You're a snake and you're embarrassing yourself. Slither off.

BartonHollow · 19/02/2019 18:50

You know the new guy at work?

The one you fell over yourself to make yourself to look like you were really caring in front of me?

He's already got your measure sunshine and it's only been weeks.

And I hope he finds out what you did last summer.
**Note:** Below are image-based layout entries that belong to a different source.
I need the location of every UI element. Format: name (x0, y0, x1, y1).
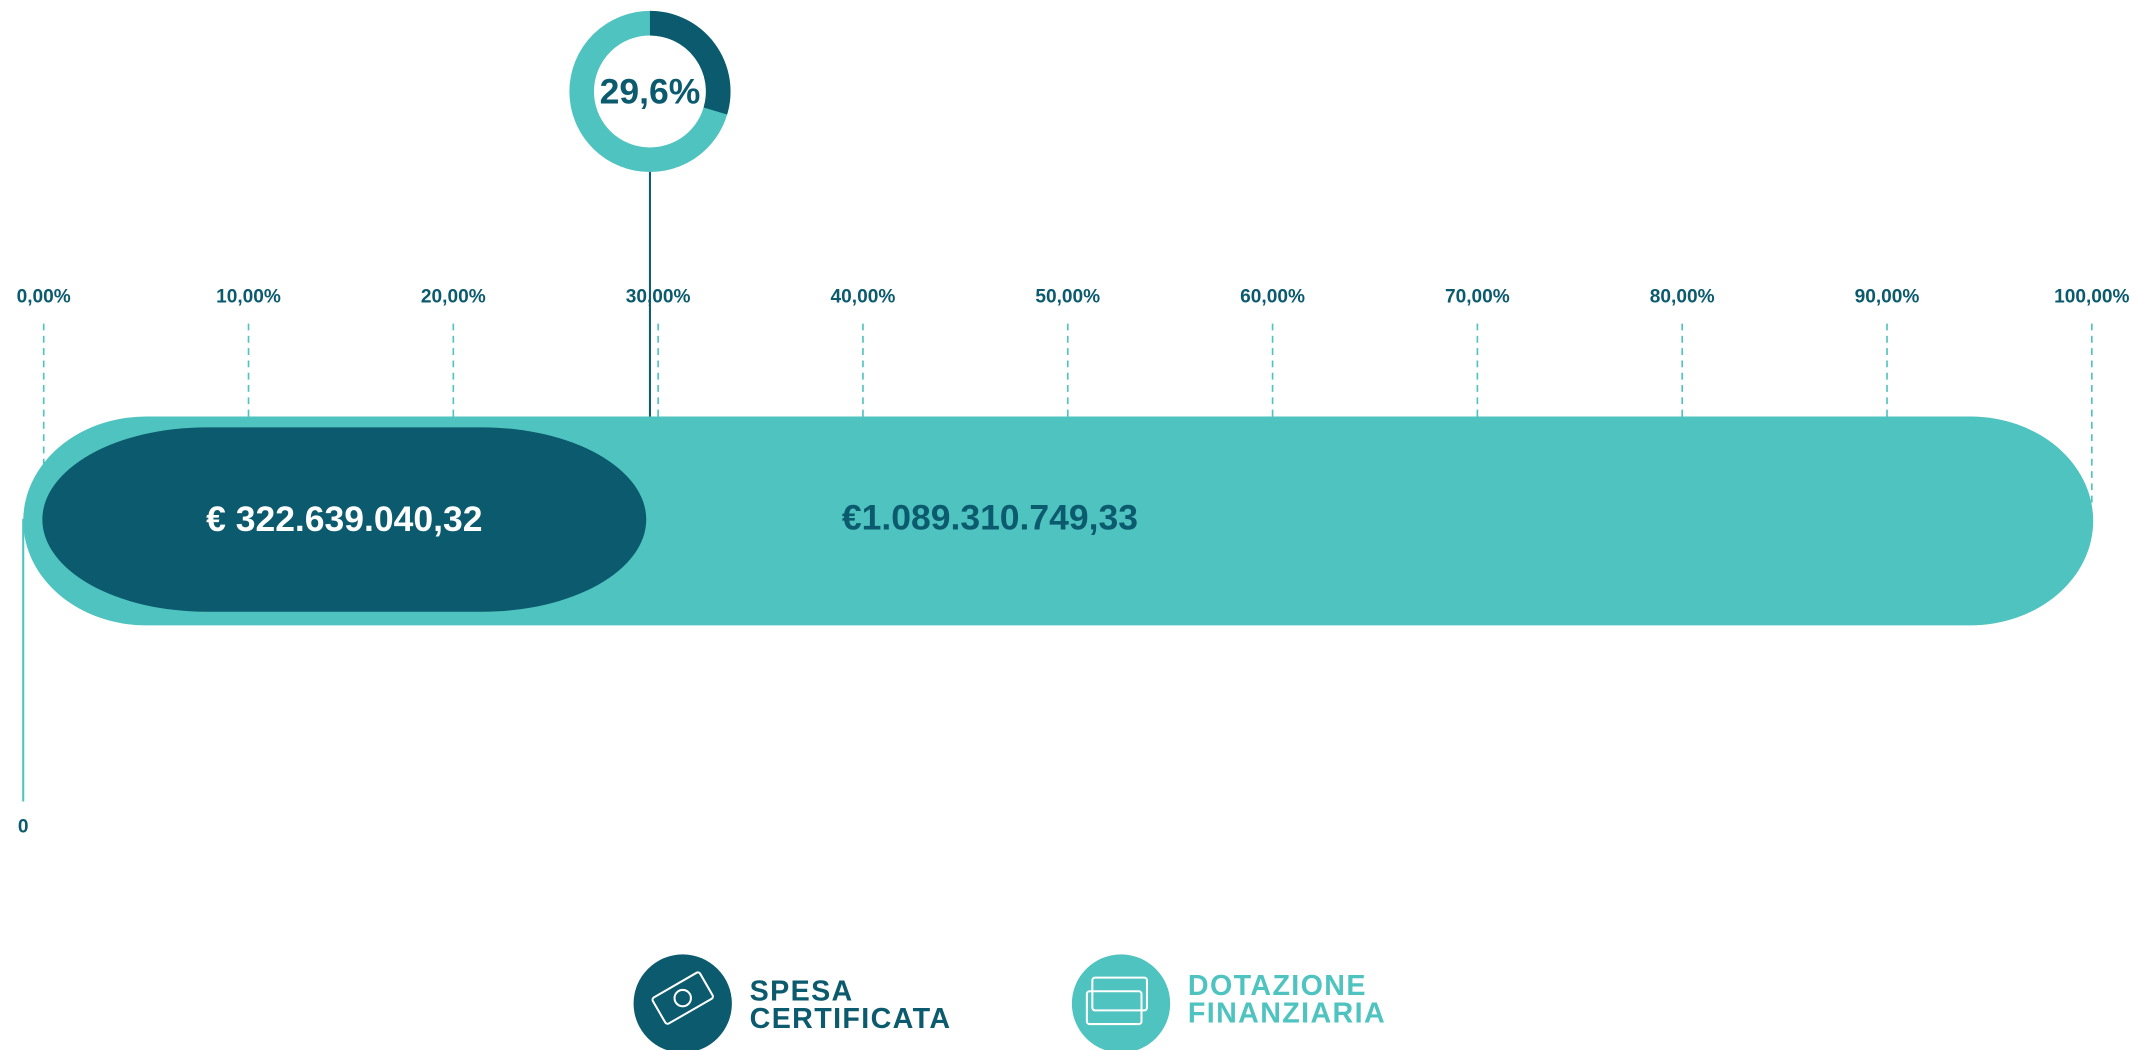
x-tick-label: 50,00% (1035, 287, 1100, 308)
x-tick-label: 0,00% (17, 287, 71, 308)
x-tick-label: 80,00% (1650, 287, 1715, 308)
x-tick-label: 70,00% (1445, 287, 1510, 308)
legend-icons (633, 954, 1171, 1050)
donut-label: 29,6% (600, 72, 701, 112)
icon-stack (1085, 990, 1143, 1026)
legend-label: SPESA CERTIFICATA (750, 975, 952, 1034)
x-tick-label: 30,00% (626, 287, 691, 308)
bar-spesa (42, 427, 647, 612)
x-tick-label: 100,00% (2054, 287, 2129, 308)
x-tick-label: 20,00% (421, 287, 486, 308)
icon-coin (673, 988, 692, 1008)
value-label: €1.089.310.749,33 (842, 498, 1138, 538)
donut-arc (649, 10, 731, 115)
icon-spesa (633, 954, 732, 1050)
x-tick-label: 10,00% (216, 287, 281, 308)
icon-bill (651, 971, 714, 1025)
x-tick-label: 40,00% (831, 287, 896, 308)
value-label: € 322.639.040,32 (206, 499, 482, 539)
origin-label: 0 (18, 816, 29, 837)
legend-label: DOTAZIONE FINANZIARIA (1188, 970, 1386, 1029)
x-tick-label: 90,00% (1855, 287, 1920, 308)
icon-stack (1091, 976, 1148, 1012)
x-tick-label: 60,00% (1240, 287, 1305, 308)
ComtesseDeSpair · 19/02/2019 18:51

I think you are super cool and funny and a fascinating person and I am a tiny bit in awe of you to boot. I would really like to get to know you better and perhaps get to eventually be your friend Smile

To a couple of women who are currently complicated acquaintances. As adults, there’s no mechanism for telling somebody you’d like them to be your friend like there is when you are 6 years old. It would just be awks all round Grin

Borntobeamum · 19/02/2019 18:56

'Why are you suddenly wanting to be my friend again. Since I moved house, Ive invited you over numerous times and you've not bothered. Now I'm seriously ill, you are all over me like a rash'

LynetteScavo · 19/02/2019 19:07

Your older brother is more academic than you. You can't do no revision at all, just like him, and still get good GCSE results like he did. And your little sister isn't as stupid as you think she is. If you don't put a bit of effort in now, in two years time she will get better GCSE results than you.

I'd like to shake him while saying this. Instead I just shove the revision books under his nose, keep him fed and watered, make sure he gets enough sleep and tell him I love him.